Chiunque abbia mai avuto a che fare con un tribunale, sa bene che litigare, oggi, in Italia, non è affatto un buon affare. Per la durata dei giudizi, per la qualità delle sentenze, per le difficoltà della fase esecutiva e per i costi. Nella migliore delle ipotesi, si tratta di “rimanere in lite” per una decina d’anni, con tutta una serie di conseguenze sui rapporti nei quali quelle liti incidono: famiglia, condominio, rapporti d’affari, etc. Per evitare questo, già nel decreto legislativo 28/2010 lo Stato italiano aveva previsto il ricorso preliminare alla mediazione civile obbligatoria. In sostanza, prima di andare dinanzi ad un giudice, occorreva recarsi dinanzi ad un mediatore professionista che aveva il solo compito di mettere d’accordo le parti: tentare di ricucire il rapporto, evitando la lite. La Corte costituzionale, nell’ottobre 2012 ha stabilito l’illegittimità della norma del 2010 proprio nella parte in cui stabiliva l’obbligatorietà, per un semplice eccesso di delega (la condizione di procedibilità non era esplicitamente prevista nella delega al governo). Nel decreto del fare, appunto, viene ripresa tale norma e, attraverso il passaggio alla camere per la conversione, sanato l’eccesso di delega.
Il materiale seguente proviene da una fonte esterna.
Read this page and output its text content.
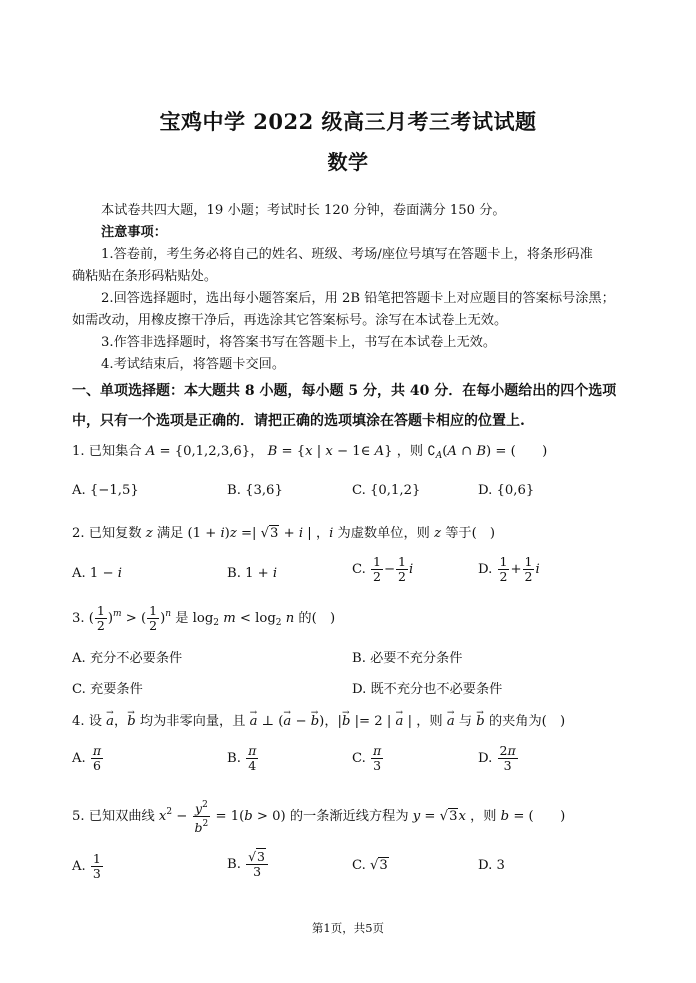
宝鸡中学 2022 级高三月考三考试试题
数学
本试卷共四大题，19 小题；考试时长 120 分钟，卷面满分 150 分。
注意事项：
1.答卷前，考生务必将自己的姓名、班级、考场/座位号填写在答题卡上，将条形码准
确粘贴在条形码粘贴处。
2.回答选择题时，选出每小题答案后，用 2B 铅笔把答题卡上对应题目的答案标号涂黑；
如需改动，用橡皮擦干净后，再选涂其它答案标号。涂写在本试卷上无效。
3.作答非选择题时，将答案书写在答题卡上，书写在本试卷上无效。
4.考试结束后，将答题卡交回。
一、单项选择题：本大题共 8 小题，每小题 5 分，共 40 分．在每小题给出的四个选项
中，只有一个选项是正确的．请把正确的选项填涂在答题卡相应的位置上.
1. 已知集合 A = {0,1,2,3,6}， B = {x | x − 1∈ A} ，则 $∁_A(A$ ∩ B) = (　　)
A. {−1,5}	B. {3,6}	C. {0,1,2}	D. {0,6}
2. 已知复数 z 满足 (1 + i)z =| √3 + i | ，i 为虚数单位，则 z 等于(　)
A. 1 − i	B. 1 + i	C. $\frac{1}{2} - \frac{1}{2}$ i	D. $\frac{1}{2} + \frac{1}{2}$ i
3. ( $\frac{1}{2} )^m$ > ( $\frac{1}{2} )^n$ 是 $\log_2 m < \log_2 n$ 的(　)
A. 充分不必要条件	B. 必要不充分条件
C. 充要条件	D. 既不充分也不必要条件
4. 设 → a，→ b 均为非零向量，且 → a ⊥ (→ a − → b)，|→ b |= 2 | → a | ，则 → a 与 → b 的夹角为(　)
A. $\frac{\pi}{6}$	B. $\frac{\pi}{4}$	C. $\frac{\pi}{3}$	D. $\frac{2\pi}{3}$
5. 已知双曲线 $x^2 - \frac{y^2}{b^2} = 1(b > 0)$ 的一条渐近线方程为 y = √3x ，则 b = (　　)
A. $\frac{1}{3}$	B. $\frac{√3}{3}$	C. √3	D. 3
第1页，共5页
La nuova versione, però, è un po’ più elaborata. Anziché prevedere l’obbligo di esperire tutta la procedura di mediazione, il decreto legge lo ha ridotto al solo primo incontro, durante il quale il mediatore, “verifica con le parti le possibilità di proseguire il tentativo di mediazione”.

Il mediatore, cioè, ha una sola possibilità: o riesce subito a convincere le parti, o non si fa nulla.
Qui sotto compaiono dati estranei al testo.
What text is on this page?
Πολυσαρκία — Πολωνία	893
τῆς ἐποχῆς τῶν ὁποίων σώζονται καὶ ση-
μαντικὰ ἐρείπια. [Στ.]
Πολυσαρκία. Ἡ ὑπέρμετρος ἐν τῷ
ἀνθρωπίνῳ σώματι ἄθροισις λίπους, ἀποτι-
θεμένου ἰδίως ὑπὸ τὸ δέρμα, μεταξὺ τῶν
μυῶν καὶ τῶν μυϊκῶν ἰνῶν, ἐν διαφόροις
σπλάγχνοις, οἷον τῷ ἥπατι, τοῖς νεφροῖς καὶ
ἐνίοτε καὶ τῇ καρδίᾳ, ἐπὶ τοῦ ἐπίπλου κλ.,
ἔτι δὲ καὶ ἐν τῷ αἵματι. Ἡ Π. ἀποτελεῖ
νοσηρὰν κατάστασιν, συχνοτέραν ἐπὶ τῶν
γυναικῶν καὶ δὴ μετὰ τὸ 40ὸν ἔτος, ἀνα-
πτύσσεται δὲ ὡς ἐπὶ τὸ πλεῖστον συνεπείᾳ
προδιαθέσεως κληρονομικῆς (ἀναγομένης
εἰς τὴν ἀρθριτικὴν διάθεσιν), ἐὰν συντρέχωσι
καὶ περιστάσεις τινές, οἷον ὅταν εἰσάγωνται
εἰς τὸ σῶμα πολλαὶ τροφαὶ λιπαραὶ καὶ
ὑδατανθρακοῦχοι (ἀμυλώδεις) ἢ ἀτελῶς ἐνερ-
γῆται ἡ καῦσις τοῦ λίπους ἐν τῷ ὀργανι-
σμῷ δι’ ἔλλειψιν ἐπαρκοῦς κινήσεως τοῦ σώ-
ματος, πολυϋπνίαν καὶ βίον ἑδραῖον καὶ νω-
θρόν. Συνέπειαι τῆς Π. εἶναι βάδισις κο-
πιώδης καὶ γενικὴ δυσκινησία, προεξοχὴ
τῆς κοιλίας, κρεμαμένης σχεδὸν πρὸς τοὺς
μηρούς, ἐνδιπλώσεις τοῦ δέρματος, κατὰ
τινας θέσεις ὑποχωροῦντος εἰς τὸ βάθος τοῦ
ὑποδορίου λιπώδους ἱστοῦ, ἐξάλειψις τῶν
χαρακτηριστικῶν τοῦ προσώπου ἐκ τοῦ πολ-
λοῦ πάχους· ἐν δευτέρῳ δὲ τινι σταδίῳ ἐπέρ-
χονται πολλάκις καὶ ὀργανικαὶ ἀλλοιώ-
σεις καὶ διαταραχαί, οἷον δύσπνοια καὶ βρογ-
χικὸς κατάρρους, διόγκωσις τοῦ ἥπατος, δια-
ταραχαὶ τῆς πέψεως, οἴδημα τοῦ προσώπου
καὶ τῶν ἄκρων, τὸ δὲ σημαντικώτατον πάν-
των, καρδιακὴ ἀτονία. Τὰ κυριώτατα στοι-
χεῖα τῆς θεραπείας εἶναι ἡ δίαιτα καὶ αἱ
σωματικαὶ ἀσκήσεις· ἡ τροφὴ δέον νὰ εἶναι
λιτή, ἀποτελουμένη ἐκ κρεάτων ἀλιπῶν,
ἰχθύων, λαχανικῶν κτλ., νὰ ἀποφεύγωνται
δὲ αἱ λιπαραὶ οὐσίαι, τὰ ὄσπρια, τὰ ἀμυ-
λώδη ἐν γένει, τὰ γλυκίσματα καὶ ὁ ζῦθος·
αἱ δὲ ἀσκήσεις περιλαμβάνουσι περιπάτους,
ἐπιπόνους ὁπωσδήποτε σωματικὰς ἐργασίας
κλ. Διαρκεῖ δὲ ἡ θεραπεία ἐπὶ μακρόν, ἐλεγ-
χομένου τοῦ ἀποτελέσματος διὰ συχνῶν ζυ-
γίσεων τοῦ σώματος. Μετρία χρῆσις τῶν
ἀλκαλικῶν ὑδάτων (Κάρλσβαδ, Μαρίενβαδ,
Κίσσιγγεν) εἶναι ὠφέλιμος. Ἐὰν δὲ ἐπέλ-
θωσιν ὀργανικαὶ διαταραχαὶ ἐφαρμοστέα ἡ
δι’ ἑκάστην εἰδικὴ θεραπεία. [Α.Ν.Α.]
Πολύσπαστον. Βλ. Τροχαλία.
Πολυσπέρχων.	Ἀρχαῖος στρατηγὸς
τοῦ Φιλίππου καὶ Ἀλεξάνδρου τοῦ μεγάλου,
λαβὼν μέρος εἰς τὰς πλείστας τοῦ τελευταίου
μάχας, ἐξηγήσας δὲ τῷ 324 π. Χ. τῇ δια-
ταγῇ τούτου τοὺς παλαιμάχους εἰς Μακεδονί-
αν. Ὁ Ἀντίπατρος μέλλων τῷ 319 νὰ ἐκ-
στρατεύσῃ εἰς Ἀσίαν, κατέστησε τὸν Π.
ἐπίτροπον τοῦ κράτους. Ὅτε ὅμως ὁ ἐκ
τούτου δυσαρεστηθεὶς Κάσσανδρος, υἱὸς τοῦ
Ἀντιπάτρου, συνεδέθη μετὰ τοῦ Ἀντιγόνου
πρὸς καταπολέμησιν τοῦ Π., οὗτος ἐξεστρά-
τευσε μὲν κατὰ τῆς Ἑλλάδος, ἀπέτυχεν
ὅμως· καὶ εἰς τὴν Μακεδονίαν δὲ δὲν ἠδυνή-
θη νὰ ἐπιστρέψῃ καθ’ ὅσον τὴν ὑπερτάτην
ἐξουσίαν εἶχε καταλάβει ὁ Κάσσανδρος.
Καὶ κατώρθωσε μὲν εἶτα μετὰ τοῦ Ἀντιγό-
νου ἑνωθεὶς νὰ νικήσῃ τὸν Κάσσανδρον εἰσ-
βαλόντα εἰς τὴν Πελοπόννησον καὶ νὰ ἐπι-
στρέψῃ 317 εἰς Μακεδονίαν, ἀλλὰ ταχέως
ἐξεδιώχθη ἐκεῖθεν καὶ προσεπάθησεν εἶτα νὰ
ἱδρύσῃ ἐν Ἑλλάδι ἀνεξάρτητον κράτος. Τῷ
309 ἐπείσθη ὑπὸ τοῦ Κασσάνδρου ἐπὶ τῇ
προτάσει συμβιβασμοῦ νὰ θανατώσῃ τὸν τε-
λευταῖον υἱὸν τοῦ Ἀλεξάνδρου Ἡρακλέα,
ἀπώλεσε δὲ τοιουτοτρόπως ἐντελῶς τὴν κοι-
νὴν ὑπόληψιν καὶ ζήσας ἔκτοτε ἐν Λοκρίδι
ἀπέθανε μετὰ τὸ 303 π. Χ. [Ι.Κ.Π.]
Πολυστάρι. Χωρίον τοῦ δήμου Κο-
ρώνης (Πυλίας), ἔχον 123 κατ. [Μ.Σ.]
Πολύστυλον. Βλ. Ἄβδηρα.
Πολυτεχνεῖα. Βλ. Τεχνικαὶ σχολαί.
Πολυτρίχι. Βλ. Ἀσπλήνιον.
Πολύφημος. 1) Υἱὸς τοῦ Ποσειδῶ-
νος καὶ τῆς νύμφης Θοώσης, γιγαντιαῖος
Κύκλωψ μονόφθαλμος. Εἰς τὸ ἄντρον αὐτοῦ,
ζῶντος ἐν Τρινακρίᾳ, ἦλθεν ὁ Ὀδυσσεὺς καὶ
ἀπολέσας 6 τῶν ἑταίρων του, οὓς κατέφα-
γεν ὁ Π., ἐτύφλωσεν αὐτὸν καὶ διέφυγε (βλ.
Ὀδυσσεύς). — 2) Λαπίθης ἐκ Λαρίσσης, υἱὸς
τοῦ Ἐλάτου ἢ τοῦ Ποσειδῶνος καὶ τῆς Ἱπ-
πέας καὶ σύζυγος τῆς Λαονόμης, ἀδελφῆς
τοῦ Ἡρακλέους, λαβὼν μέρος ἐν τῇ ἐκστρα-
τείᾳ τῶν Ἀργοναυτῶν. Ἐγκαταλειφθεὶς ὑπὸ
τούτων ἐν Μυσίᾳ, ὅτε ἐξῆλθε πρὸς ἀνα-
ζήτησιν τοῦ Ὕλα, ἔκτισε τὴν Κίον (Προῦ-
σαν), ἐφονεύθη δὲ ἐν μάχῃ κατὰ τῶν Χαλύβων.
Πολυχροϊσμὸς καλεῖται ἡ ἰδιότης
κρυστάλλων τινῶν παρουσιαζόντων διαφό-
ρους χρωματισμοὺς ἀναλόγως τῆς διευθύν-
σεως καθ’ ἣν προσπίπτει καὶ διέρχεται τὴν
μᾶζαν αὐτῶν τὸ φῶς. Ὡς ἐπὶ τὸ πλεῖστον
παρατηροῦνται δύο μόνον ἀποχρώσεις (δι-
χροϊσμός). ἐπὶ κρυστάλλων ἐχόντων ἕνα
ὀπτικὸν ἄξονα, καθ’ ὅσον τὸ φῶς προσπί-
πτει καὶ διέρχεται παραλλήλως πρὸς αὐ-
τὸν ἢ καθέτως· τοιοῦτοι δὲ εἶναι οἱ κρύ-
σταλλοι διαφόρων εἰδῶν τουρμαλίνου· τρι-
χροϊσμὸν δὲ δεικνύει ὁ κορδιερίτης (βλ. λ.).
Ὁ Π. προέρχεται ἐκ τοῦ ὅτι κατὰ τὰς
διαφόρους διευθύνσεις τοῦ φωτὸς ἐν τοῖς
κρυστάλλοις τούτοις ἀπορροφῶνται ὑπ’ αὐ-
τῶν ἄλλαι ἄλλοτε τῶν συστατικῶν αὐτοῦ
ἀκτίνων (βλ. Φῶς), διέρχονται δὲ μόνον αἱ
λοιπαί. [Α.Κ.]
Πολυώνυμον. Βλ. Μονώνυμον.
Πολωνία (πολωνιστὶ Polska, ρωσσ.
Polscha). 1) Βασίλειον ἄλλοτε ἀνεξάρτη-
Orbene, questo incontro, in cui il mediatore deve applicare il 100% della sua scienza e capacità onde evitare che lo Stato italiano si sobbarchi un’altra causa sul groppone, secondo alcuni emendamenti di 5 stelle e PD, dovrebbe essere completamente gratuito. A carico di colui il quale si propone l’obiettivo di mettere d’accordo la gente e di far risparmiare allo Stato, mediamente, 2.500 euro per ogni grado di giudizio.

È chiaro che la lobby di coloro che vogliono a tutti i costi fare i giudizi è molto potente in parlamento. È altresì chiaro che esistono resistenze culturali importanti sul punto. Ma così uno Stato malato di giustizia non cresce. La gente, gli operatori, i consulenti, devono imparare ad evitare il giudizio ed a risolvere i propri problemi senza cercare a tutti i costi la decisione, ma guardando ad un migliore componimento degli interessi in campo. In mediazione, in pochi mesi, abbiamo risolto problemi riguardanti appalti pubblici, diffamazione a mezzo stampa, liti familiari e condominiali, che altrimenti avrebbero comportato anni di penosi sguardi in ascensore, di pranzi di Natale saltati, di mancati affari e crisi di liquidità. O di persone che venivano sfottute da amici e colleghi per notizie non vere. La ricucitura di un rapporto è un bene molto più prezioso di qualsiasi sentenza. Per questo deve essere affidato a professionisti capaci, sia in diritto che dal punto di vista relazionale. Questa è una scommessa che la 156° giustizia del mondo non può perdere. E non si comincia col piede giusto se s’impedisce alla gente non dico di guadagnare, ma almeno di rientrare nelle spese. Oltre ad essere, evidentemente, contrario all’art. 36 della nostra Costituzione. La soluzione, facile ed a costo zero, è quella di addebitare tutte le spese del primo incontro alla parte istante (anche perché non è chiaro per quale motivo il convenuto debba pagare per la condizione di procedibilità dell’attore) e di consentire, in caso di mancata riuscita della mediazione, la detrazione dal contributo unificato che si paga all’inizio del giudizio, al posto del credito d’imposta, comunque stabilito dalla stessa legge, che però consente il recupero solo nell’anno successivo. Ma una tale saggezza non arriva a chi siede in parlamento, troppo preso ad ascoltare le ragioni dei litigators.